Es siempre probable que por largas semanas haya mantenido este litigio con la gente de la casa. Porque, no querían dar su brazo a torcer: ni la abuela, ni mis tíos, ni mis hermanos. Talvez ellos no alcanzaban a comprender cómo es que me había dejado embrujar con los encantos de una sotana negra y, lo que ellos llamaban, un “tieso baberito blanco”. O, serían quizás, pienso hoy, aquellas raras e interminables caminatas en vaivén, que los hermanos hacían después de sus comidas, justo antes de retirarse a las siestas en “clausura”, las que me habían cautivado con su secreto y misterioso llamado? Lo que está claro es que a mis tiernos doce años, yo había estado dispuesto a olvidar y obliterar hasta mi propio nombre, con tal de convertirme y transformarme en piadoso y benemérito hermano lasallano.

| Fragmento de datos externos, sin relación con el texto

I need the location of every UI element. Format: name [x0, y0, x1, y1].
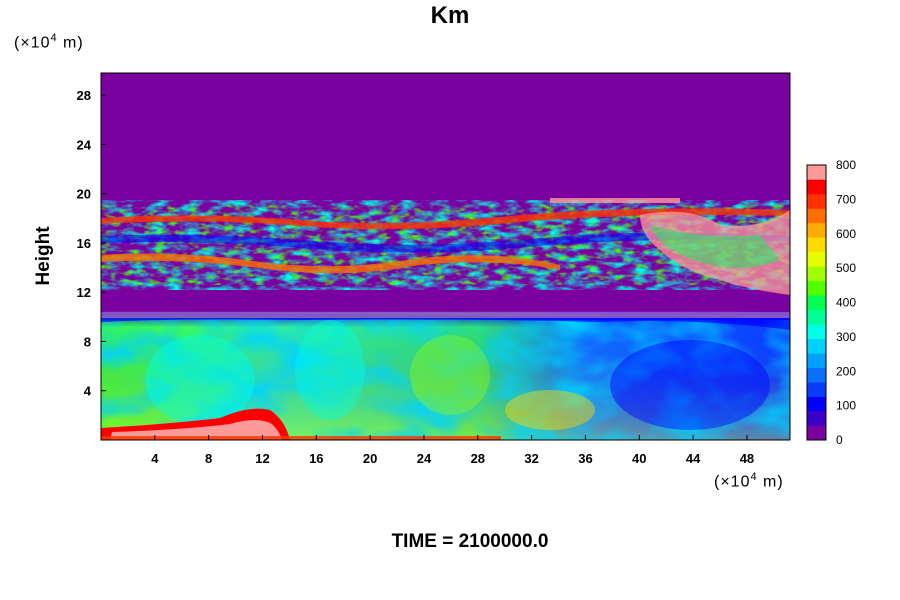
colorbar-swatch	[807, 324, 826, 339]
y-axis-label: Height	[33, 226, 54, 286]
colorbar-swatch	[807, 338, 826, 354]
heatmap-field	[101, 73, 790, 440]
x-tick-label: 44	[686, 451, 701, 466]
x-tick-label: 24	[417, 451, 432, 466]
colorbar-tick-label: 0	[836, 433, 843, 447]
upper-maximum	[640, 210, 790, 295]
chart-title: Km	[430, 2, 470, 29]
colorbar-swatch	[807, 425, 826, 441]
colorbar-swatch	[807, 280, 826, 296]
x-tick-label: 40	[632, 451, 646, 466]
y-tick-label: 28	[77, 88, 91, 103]
colorbar-frame	[806, 164, 827, 441]
colorbar-swatch	[807, 396, 826, 412]
y-axis-unit: (×104 m)	[14, 32, 84, 52]
x-tick-label: 16	[309, 451, 323, 466]
x-tick-label: 4	[151, 451, 159, 466]
colorbar-tick-label: 600	[836, 227, 856, 241]
y-tick-label: 8	[84, 334, 91, 349]
colorbar-swatch	[807, 193, 826, 209]
x-tick-label: 28	[471, 451, 485, 466]
x-tick-label: 12	[255, 451, 269, 466]
time-caption: TIME = 2100000.0	[391, 531, 549, 552]
x-axis-unit: (×104 m)	[714, 471, 784, 491]
x-tick-label: 8	[205, 451, 212, 466]
colorbar-swatch	[807, 353, 826, 368]
x-tick-label: 20	[363, 451, 377, 466]
y-tick-label: 16	[77, 236, 91, 251]
colorbar-tick-label: 200	[836, 364, 856, 378]
plot-frame	[100, 72, 791, 441]
colorbar-tick-label: 100	[836, 399, 856, 413]
colorbar-swatch	[807, 266, 826, 282]
colorbar-swatch	[807, 208, 826, 224]
colorbar-tick-label: 300	[836, 330, 856, 344]
colorbar	[806, 164, 827, 441]
colorbar-swatch	[807, 222, 826, 238]
x-tick-label: 32	[524, 451, 538, 466]
x-tick-label: 36	[578, 451, 592, 466]
y-tick-label: 12	[77, 285, 91, 300]
y-axis: 4 8 12 16 20 24 28	[77, 88, 106, 399]
colorbar-swatch	[807, 382, 826, 397]
colorbar-swatch	[807, 295, 826, 311]
colorbar-tick-label: 500	[836, 261, 856, 275]
colorbar-swatch	[807, 179, 826, 195]
colorbar-swatch	[807, 165, 826, 180]
colorbar-tick-label: 400	[836, 296, 856, 310]
x-tick-label: 48	[740, 451, 754, 466]
y-tick-label: 4	[84, 384, 92, 399]
colorbar-swatch	[807, 411, 826, 426]
colorbar-tick-label: 800	[836, 158, 856, 172]
colorbar-axis: 0 100 200 300 400 500 600 700 800	[836, 158, 856, 447]
colorbar-swatch	[807, 251, 826, 267]
colorbar-swatch	[807, 237, 826, 253]
y-tick-label: 24	[77, 137, 92, 152]
x-axis: 4 8 12 16 20 24 28 32 36 40 44 48	[151, 435, 754, 466]
colorbar-swatch	[807, 309, 826, 325]
colorbar-swatch	[807, 367, 826, 383]
y-tick-label: 20	[77, 187, 91, 202]
colorbar-tick-label: 700	[836, 192, 856, 206]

Pero… Así es como transcurren los episodios de la vida, los mismos que nunca parecen estar exentos de ironía... Sucedió que tan pronto como el Domingo siguiente fui a ver una película en el cine. Su titulo se refería a una de las aventuras homéricas… “Helena de Troya”, era el nombre del largometraje. En ella actuaba la mujer mas sensual, sorprendente y bella que jamás había siquiera imaginado en mi vida.

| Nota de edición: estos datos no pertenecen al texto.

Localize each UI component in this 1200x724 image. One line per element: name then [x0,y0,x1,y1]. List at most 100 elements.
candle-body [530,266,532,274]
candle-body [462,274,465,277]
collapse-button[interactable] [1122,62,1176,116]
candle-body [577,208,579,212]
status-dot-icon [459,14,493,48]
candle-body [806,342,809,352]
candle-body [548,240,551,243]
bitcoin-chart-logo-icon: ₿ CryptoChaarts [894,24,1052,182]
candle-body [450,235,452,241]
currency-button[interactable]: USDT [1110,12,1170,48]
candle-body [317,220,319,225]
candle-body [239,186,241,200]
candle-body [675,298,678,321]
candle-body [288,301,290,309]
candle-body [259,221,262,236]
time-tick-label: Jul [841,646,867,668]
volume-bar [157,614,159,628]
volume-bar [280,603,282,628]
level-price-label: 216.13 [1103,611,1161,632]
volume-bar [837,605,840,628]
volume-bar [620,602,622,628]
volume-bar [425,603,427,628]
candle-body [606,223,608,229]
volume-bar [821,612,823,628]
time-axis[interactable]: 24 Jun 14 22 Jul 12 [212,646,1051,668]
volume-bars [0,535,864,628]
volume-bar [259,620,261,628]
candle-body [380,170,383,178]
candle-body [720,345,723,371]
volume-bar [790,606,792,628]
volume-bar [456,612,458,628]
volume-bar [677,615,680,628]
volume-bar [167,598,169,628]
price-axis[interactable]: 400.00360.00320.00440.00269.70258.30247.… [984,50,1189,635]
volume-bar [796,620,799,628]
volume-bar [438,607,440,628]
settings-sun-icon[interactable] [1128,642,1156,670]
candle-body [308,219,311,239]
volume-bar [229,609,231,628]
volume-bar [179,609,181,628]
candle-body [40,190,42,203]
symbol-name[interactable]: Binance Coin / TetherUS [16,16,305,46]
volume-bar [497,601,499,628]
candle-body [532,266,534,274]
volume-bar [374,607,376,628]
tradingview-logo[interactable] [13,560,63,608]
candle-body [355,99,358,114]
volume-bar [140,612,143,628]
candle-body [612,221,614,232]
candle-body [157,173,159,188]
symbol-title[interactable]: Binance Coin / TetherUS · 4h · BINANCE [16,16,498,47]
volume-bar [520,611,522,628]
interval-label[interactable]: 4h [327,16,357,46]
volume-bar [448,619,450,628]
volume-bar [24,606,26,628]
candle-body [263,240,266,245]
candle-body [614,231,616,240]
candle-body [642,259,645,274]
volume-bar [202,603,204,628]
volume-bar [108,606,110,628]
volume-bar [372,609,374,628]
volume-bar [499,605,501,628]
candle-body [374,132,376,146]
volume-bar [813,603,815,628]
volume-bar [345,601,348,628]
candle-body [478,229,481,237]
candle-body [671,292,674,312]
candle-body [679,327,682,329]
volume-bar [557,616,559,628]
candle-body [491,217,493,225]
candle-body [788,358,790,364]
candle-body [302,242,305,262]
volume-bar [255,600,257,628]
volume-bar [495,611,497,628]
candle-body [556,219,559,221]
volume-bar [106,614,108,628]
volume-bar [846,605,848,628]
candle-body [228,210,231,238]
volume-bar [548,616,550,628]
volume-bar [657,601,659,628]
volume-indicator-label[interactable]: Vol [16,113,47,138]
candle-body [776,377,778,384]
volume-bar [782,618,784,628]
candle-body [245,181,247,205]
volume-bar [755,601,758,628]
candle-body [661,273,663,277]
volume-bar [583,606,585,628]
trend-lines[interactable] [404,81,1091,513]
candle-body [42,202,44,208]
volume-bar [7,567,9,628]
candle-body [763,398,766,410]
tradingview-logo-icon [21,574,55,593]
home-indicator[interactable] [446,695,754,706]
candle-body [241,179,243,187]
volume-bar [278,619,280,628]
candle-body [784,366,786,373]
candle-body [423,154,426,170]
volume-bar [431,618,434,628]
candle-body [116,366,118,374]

Me enamoré de golpe de su risa; enseguida me dejé cautivar por su pelo y por sus manos. Absorto y enamorado, regresé a casa a repasar sus facciones y sus gestos; a recordar sus ojos, sus pechos y sus labios. Se llamaba Rossana Podestá. Fue así como esa misma noche supe lo que “no había sido” la castidad, y tuve que poner sobre las frazadas mis inquietas y traviesas manos! Ahí, la riqueza de mi imaginación desbarató mis propósitos de pobreza; y el oscuro frenesí de la pasión me hizo desconocer el previsto “voto de obediencia” con estos nuevos, inéditos, incontrolables y furtivos arrebatos.

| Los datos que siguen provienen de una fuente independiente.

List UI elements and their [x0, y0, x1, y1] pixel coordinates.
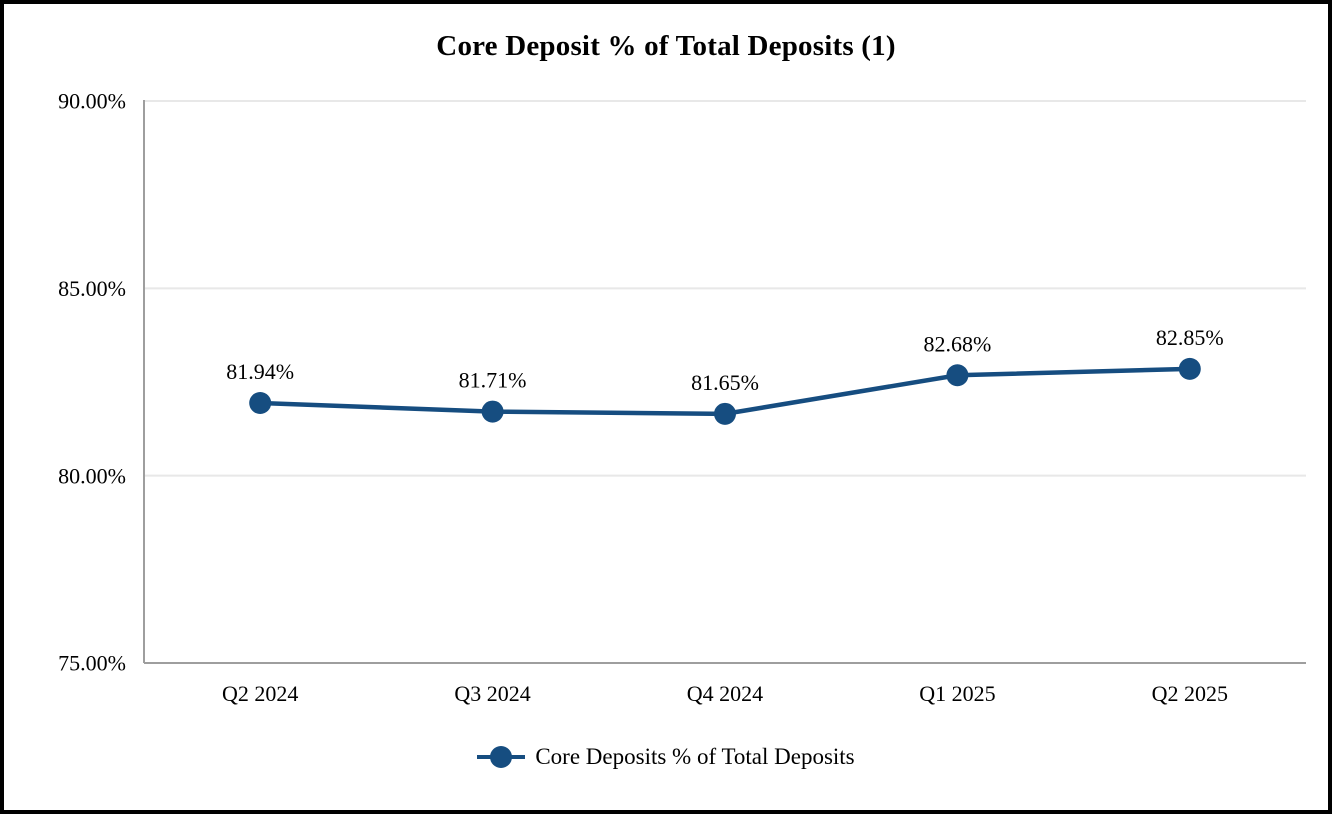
data-point — [249, 391, 272, 414]
legend-dot-icon — [490, 746, 513, 768]
x-tick-label: Q3 2024 — [454, 681, 530, 706]
legend-label: Core Deposits % of Total Deposits — [535, 744, 855, 769]
x-tick-label: Q4 2024 — [687, 681, 763, 706]
data-point-label: 81.65% — [691, 370, 759, 395]
chart-legend: Core Deposits % of Total Deposits — [4, 744, 1328, 770]
y-tick-label: 75.00% — [58, 651, 126, 676]
y-tick-label: 90.00% — [58, 89, 126, 114]
data-point-label: 81.71% — [459, 368, 527, 393]
x-tick-label: Q2 2024 — [222, 681, 298, 706]
y-tick-label: 85.00% — [58, 276, 126, 301]
data-point-label: 82.85% — [1156, 325, 1224, 350]
x-tick-label: Q2 2025 — [1152, 681, 1228, 706]
data-point-label: 82.68% — [923, 331, 991, 356]
data-point — [1178, 357, 1201, 380]
data-point — [946, 364, 969, 387]
x-tick-label: Q1 2025 — [919, 681, 995, 706]
data-point-label: 81.94% — [226, 359, 294, 384]
line-chart-canvas: 75.00% 80.00% 85.00% 90.00% Q2 2024 Q3 2024 Q4… — [58, 89, 1306, 706]
legend-line-marker-icon — [477, 744, 526, 770]
data-point — [481, 400, 504, 423]
y-tick-label: 80.00% — [58, 463, 126, 488]
data-point — [714, 402, 736, 425]
chart-title: Core Deposit % of Total Deposits (1) — [436, 30, 896, 62]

Hoy, que ha pasado ya el tiempo, me pregunto qué hubiera sucedido si persistía en aquellos caprichos originarios. Hubiera tenido la perseverancia para luchar contra el demonio y los enemigos de la carne? Hubiera llegado quizás, como miembro de esa congregación, a provincial o a encargado de la “procura”, que es como se llamaba la papelería en ese establecimiento de La Salle? Quizás habría llegado a catequista o a responsable de alguna sacristía, en uno de aquellos planteles lasallanos? O… quién sabe, si habría logrado llegar a oficios más encumbrados y más santos! Hoy, que por mi propia cuenta ya he descubierto lo que es la fuerza incontenible y desbordante de los instintos, pienso que pronto hubiera hallado inconveniente ese traje provisto de tantos botones y ojales, y un claustro reducido a tan menesterosos espacios.

Me pregunto además: en donde estaría hoy? Ahora y a mis años? Quizás en una humilde escuelita de El Cebollar o de La Magdalena? Quizás en Alausí o hecho cargo de algún recoleto noviciado? Quién sabe. A lo mejor ya hasta iría para santo!

Un rumor de pasos que van y vienen, como en un vaivén de callado diálogo llega a mis oídos cansados. Es una especie de ruido sordo, confuso y continuado. Es el coloquio de los hermanos antes de la siesta; son sus caminatas y paseos acostumbrados. Luego escucho el rumor de los religiosos que se apartan con sus oscuras sotanas y sus cadenciosos trancos. Percibo entonces el murmullo imperceptible de alguien que saluda y de alguien que se aleja. Es la vida monacal; con sus renuncias y sus preceptos; sus plegarias y sus rosarios…

“Alabado sea Jesucristo, Hermano Bernabé”.
“Alabado sea, Hermano Nepomuceno”. “Adiós, Hermanito Pancracio!”